When a sports team loses faith in their coach, the coach is said to have 'lost the locker room', and the same thing happens in business when teams lose faith in their boss. Now, both your individual and your team relationships are important, but in a recession, team outcomes are more important than individual outcomes.
So, managers lose the lock room based on four things they won't do.
- They won't listen,
- Won't face reality,
- Won't fix the problems, and
- Won't make tough decisions.
If you won't listen to the group then anything you say is closed-minded.
If you won't face reality, than anything you say is unrealistic.
If you won't fix problems then anything you say is an excuse.
And if you won't make tough decisions then what you say is meaningless.
When the boss says things that are closed-minded, unrealistic, excuses and meaningless, the team tunes them out and they've lost the locker.
Teams follow leaders that create shared vision, values, risks, plans, goals and accountability. And you can't do that if you won't listen, face reality, fix problems and make tough decisions.
- If you listen but don't face reality, the team questions your motives.
- If you face reality but won't fix problems, they question your abilities.
- And if you try to fix problems without making tough decisions, they question your character.
Remember, teams judge you differently than individuals do. And when you lead a team, you have to listen to the team, deal with team-based realities, solve team-based problems and make tough team-based decisions.
You may lose some individuals along the way, but you won't 'lose the locker room'. If you're worried about losing the locker room, encourage more team-based feedback, problem-solving, planning and decision-making. You're not always going to get valid feedback, but you can still consider their feedback. Their solutions won't always be feasible, but some of them will be. And a lot of decisions can't be made by the group because it's your decision to make. But they can still have a say in your decision.

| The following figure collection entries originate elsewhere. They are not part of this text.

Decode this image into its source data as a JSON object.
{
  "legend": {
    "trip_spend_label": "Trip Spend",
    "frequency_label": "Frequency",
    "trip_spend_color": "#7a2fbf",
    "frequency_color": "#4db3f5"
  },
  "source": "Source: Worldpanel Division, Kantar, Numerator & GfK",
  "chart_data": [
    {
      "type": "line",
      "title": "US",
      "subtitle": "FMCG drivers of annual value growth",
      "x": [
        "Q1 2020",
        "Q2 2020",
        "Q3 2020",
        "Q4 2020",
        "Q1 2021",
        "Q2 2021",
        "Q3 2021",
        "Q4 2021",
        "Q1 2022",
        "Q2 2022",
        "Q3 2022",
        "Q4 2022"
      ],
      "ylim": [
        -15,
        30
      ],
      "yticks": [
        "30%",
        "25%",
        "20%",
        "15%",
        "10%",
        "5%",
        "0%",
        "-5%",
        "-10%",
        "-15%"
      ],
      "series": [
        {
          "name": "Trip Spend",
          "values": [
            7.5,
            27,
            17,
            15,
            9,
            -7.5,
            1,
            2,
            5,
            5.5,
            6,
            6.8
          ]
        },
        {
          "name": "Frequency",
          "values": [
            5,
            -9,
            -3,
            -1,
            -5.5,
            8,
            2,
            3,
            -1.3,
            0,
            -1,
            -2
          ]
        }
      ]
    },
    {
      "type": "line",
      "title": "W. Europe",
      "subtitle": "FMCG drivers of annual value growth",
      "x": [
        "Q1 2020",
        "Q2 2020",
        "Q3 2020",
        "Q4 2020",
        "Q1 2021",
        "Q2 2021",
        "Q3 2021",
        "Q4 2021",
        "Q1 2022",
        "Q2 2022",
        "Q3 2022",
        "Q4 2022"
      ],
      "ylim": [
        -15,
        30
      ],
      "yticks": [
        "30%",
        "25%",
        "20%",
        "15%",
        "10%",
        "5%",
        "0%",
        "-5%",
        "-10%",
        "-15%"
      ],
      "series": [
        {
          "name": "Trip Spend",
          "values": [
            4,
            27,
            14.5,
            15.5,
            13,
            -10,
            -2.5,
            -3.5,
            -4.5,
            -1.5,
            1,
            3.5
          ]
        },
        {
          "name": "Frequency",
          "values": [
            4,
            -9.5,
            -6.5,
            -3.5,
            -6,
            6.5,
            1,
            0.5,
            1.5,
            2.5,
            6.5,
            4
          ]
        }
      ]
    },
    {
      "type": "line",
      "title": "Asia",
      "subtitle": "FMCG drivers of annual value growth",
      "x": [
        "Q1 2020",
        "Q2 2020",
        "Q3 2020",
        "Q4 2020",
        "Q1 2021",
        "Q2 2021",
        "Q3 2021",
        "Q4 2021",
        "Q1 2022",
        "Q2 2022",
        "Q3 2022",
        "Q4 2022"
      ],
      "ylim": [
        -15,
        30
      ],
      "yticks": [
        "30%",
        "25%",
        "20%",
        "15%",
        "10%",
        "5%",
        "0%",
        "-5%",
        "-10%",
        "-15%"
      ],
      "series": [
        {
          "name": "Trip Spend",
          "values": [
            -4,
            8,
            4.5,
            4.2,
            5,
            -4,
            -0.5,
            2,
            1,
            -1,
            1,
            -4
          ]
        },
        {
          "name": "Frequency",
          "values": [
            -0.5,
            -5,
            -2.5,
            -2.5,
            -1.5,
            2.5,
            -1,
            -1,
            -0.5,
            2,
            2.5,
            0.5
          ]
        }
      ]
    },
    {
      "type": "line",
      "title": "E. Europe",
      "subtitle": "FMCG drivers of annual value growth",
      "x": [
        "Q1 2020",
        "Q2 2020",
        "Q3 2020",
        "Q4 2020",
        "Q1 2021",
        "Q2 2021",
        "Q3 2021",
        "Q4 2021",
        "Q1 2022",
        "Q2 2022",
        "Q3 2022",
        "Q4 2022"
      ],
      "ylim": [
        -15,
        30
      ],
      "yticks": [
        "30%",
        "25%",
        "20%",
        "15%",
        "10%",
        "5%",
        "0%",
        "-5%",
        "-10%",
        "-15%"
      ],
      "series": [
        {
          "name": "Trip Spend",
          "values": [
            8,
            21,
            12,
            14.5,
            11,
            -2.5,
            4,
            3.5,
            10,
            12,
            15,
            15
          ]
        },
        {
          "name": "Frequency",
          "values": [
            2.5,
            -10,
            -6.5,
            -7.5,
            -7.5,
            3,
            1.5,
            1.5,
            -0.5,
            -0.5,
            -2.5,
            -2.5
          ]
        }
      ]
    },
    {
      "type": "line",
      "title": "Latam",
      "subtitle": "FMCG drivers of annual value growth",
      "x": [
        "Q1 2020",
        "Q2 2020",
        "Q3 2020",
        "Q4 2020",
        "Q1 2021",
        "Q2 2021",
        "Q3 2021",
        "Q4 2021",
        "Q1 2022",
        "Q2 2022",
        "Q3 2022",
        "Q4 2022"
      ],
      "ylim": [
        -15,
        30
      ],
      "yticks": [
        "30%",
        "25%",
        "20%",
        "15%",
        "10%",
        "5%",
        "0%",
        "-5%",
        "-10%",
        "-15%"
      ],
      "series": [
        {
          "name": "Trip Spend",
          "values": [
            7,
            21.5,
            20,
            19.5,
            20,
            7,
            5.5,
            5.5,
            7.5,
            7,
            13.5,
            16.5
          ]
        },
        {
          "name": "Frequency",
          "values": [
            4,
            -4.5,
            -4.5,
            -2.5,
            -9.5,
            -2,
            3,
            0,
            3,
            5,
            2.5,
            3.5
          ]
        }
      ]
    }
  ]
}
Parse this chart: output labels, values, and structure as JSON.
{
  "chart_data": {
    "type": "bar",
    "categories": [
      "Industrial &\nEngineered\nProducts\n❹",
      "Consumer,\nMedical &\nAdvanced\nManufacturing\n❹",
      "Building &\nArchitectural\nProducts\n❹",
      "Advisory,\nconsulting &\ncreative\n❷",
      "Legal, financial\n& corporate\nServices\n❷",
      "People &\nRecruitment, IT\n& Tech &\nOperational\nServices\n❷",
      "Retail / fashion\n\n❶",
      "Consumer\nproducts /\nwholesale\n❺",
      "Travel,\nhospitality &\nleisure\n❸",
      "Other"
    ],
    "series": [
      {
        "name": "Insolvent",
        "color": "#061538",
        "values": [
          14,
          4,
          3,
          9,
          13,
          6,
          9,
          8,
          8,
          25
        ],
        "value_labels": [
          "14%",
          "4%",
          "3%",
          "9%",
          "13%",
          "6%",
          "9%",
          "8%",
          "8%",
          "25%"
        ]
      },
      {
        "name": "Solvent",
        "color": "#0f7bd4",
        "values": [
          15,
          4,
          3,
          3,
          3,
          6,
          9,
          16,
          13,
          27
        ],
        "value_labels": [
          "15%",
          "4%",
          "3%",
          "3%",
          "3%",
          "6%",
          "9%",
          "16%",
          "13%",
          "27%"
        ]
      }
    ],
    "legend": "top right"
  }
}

When a team begins to question the boss, they begin to blame the boss.
So the more power, the more influence, and the more control you can share with your team, the better you lead the team. But you're also a part of the team. When a boss loses the locker room, there's two life rafts. The boss has one and the team has the other. And when that happens, you're toast.
So puncture your life raft and jump in theirs. Give everyone an oar and start rowing together and they'll start to see you differently. And that's how you get the locker room back."